Long Range Reports:
Chins To The Wind
American Angler posted November 7: “With our chins up we headed into the eighth inning looking for vengeance and because the gang kept such a positive attitude, today brought good things to good people. Finally waking up to beautiful weather, it was a good start from the beginning. Working together with our fellow code boats like a well-oiled machine, we were able to get on some frisky tuna action that lasted all day. User-friendly 15 to 30-pound yellowfin bit, just how we like it, stop after stop. Bites came fast and so did good morale and by the end it was a well-deserved day for everyone and hands down lady luck was on our side. Dina Wheeler even managed to pick up the seasons third albacore. Feeling like we are back on track, we are hoping to keep the ball rolling as we head into our last day.”
To The Ridge
Off on a 10-day trip for the Excel, Skipper Justin Fleck started off at the islands. “We had great yellowfin tuna yesterday, he wrote November 7, “and had daily limits. We stayed the night and did not fair as well and got a few yellowtail and then headed offshore and managed about a dozen dorado. We are now headed south to The Ridge in search of wahoo. We will check back in again later.”

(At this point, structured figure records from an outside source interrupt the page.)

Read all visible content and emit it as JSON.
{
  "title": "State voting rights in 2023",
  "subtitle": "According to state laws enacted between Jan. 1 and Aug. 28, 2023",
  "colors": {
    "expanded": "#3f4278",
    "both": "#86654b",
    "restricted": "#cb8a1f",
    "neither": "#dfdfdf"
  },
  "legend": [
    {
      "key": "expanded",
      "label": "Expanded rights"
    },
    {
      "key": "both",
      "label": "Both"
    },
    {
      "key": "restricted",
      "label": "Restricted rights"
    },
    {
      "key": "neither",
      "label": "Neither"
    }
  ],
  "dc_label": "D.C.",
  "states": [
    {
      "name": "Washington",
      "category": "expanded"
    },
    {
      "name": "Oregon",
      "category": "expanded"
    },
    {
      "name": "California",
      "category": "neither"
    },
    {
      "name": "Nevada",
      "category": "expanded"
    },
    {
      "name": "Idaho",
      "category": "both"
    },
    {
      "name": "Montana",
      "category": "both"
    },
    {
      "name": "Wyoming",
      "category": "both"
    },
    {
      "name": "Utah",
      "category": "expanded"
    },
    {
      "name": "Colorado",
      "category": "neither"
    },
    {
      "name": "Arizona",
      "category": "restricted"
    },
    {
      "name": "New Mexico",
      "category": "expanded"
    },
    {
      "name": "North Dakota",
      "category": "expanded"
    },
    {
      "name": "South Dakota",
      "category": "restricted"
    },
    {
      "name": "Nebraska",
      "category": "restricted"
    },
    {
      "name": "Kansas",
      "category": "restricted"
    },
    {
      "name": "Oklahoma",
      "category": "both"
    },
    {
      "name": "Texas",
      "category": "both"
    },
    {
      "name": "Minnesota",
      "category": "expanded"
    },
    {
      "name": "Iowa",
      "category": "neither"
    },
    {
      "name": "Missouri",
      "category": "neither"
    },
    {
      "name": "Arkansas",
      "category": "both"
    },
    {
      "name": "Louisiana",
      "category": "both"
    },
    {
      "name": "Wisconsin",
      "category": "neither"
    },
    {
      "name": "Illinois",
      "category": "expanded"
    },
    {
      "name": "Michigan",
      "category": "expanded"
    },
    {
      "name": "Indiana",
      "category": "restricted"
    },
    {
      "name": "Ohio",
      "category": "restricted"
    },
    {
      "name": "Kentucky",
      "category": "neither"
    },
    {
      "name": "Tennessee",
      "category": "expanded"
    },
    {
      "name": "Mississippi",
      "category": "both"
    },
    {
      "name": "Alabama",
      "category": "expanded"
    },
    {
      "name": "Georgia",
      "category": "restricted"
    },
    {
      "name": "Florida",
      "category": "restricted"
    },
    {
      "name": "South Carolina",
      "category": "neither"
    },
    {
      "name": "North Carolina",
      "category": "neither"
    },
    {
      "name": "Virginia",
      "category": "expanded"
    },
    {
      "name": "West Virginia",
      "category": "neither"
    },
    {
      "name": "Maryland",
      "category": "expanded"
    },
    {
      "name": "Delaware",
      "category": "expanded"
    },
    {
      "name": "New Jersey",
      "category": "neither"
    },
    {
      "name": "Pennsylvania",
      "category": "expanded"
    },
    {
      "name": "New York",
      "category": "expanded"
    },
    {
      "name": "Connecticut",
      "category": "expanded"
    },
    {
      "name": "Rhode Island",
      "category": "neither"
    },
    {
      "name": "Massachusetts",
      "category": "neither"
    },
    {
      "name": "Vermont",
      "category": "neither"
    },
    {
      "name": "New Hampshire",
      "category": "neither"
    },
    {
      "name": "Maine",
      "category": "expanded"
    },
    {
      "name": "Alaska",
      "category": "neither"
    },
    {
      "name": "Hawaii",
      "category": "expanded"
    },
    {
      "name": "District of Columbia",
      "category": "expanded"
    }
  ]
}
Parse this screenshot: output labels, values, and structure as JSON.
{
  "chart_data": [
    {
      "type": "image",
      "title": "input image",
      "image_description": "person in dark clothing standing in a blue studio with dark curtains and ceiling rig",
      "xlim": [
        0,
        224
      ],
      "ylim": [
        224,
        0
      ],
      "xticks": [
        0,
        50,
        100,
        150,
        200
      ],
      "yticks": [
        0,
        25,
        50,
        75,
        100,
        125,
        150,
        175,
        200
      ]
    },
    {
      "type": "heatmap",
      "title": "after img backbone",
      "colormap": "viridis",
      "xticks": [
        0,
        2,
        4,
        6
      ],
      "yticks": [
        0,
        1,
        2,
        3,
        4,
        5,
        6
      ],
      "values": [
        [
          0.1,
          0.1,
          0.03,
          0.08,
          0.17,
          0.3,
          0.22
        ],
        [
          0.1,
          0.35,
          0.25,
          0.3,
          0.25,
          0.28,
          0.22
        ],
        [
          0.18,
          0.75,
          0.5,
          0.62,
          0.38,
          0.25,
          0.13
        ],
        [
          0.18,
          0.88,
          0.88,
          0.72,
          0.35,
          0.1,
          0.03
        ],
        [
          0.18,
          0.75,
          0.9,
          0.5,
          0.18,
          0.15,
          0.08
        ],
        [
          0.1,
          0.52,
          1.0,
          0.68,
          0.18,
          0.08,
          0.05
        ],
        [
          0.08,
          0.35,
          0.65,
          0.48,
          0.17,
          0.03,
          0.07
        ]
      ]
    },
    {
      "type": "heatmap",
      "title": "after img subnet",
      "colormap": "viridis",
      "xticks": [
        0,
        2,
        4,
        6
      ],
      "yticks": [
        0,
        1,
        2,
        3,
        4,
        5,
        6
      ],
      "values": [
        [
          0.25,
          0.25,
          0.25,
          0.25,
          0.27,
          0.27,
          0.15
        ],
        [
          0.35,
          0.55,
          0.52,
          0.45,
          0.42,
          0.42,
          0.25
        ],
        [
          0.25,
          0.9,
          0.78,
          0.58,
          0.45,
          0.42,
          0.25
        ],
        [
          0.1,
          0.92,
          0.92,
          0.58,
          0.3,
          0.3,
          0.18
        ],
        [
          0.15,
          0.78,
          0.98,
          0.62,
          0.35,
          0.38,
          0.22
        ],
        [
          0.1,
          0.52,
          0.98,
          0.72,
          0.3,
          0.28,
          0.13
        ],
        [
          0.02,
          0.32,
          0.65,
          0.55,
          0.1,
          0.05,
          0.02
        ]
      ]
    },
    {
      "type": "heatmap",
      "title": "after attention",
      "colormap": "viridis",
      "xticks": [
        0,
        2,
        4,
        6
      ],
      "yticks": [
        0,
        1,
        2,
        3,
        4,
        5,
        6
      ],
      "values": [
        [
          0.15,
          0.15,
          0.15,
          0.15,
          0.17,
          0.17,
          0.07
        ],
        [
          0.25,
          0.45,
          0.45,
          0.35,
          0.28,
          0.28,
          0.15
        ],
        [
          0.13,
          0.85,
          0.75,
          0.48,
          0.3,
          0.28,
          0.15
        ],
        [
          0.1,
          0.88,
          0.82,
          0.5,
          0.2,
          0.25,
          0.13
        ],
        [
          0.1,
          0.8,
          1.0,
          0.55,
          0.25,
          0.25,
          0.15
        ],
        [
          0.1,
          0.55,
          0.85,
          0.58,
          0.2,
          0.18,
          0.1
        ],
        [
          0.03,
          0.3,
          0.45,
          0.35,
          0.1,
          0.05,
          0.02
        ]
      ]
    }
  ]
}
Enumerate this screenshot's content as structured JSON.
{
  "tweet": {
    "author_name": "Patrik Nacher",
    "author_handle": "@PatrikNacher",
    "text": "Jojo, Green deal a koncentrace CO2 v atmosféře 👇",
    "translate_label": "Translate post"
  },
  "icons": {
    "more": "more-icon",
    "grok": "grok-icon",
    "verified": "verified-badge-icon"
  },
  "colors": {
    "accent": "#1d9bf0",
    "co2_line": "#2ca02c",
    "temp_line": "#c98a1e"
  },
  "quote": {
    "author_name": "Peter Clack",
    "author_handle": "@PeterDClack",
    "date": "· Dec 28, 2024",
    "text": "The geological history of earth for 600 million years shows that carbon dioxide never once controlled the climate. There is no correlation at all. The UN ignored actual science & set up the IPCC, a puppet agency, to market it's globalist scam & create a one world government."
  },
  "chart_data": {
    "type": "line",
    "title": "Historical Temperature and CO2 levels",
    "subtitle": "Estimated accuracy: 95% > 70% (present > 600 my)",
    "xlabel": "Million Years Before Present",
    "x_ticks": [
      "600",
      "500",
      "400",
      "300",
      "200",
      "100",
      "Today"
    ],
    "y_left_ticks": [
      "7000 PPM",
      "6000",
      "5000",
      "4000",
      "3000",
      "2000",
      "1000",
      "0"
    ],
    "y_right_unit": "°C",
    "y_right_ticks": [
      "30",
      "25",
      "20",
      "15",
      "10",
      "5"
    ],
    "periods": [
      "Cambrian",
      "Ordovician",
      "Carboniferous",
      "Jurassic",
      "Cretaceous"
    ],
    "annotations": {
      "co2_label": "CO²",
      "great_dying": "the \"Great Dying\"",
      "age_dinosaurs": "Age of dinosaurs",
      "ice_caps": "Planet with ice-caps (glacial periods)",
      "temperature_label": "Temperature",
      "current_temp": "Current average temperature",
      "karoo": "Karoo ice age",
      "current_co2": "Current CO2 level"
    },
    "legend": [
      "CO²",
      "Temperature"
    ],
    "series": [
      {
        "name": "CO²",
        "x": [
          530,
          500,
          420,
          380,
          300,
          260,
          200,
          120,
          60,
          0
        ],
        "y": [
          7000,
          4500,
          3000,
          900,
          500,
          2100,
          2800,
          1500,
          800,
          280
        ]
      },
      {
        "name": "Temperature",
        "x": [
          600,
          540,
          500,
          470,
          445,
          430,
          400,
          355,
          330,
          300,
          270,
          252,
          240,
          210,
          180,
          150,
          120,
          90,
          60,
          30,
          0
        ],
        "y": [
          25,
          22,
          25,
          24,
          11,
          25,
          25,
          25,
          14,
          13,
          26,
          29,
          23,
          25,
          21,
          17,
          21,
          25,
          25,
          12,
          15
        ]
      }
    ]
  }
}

“Beautiful weather and good fishing,” reported Independence skipper Matt Kaullen November 7. “Everyone had a chance to pull on school size tuna today and bit of wahoo. We are headed north tonight looking for more wahoo in the morning.
“We had a great day fishing for wahoo,” he posted the next day. “We were able to get everyone a wahoo to take home. Lots of fun in the sun today. We are traveling north tonight looking for more fish in the morning.”
Now At Work
Royal Polaris filed this report November 9: “We arrived at Hurricane bank at 04:00 hours. Weather has been on the breezy side all day but plenty comfortable on the anchor. Our fishing today would be described as a slow scratch. The largest yellowfin was caught by Harold Davis on a rainbow runner on the kite at 201-pounds.
“We had around 10 fish in the 150 to 175 category. We ended the day with 28 yellowfin tuna and 29 wahoo. We do not see a lot of signal, but we will get an earlier start in the morning and hope to have a good report for you tomorrow. Dinner tonight was an excellent Os0-Buco.”
Over The Rail
Royal Star skipper Tim Ekstrom wrote November 7: “Good fishing today; again the quality of these yellowfin tuna being the real draw. By numbers alone one could easily mistake this outing for an average affair – a nice day but nothing to write home about. But beautiful 90 to 150-pound yellowfin coming over the rail just about all day long is anything but average in these parts – I think. Whether this is another gift of El Nino or the new norm out here remains to be seen. For now we’ll consider the bounty from a fisherman’s perspective and save the questions, and projections, for later. I’ll even go cliché on you – it doesn’t get any better than this. It’s a bit of a copout for one who likes to write but fits the bill perfectly today. This is good fishing, good living – exactly what we hope to find every time. Of course reality does not allow such fortune but for a handful of occasions, perhaps a few more during really good seasons, per year. So we take this at face value, harkening back to sentiments expressed in yesterday’s narrative. It’s a fine note to close on, as is today’s photo selection. Mike Reardon, Royal Star veteran and exceptional angler in any setting, made good on the opportunity to battle this beautiful, 140-pound class yellowfin tuna.”
The next day Tim wrote: “The overall grade today was still excellent, mostly fish in the 60 to 80-pound class, but the standout big boys were decidedly absent; only a couple of 100-pound class yellowfin were seen. Every day is different. Regardless of today’s results we can rest assured that those bigger fish are still around. They just chose a different routine today beyond our reach and/or fishing savvy. Day’s end brought us to a beautiful anchorage enhanced by scenery that can only be described as spectacular. A massive, towering bluff reflecting fading evening hues and the near volume of wash rocks diffusing mid-oceanic surf provided proper contrast for a grateful farewell.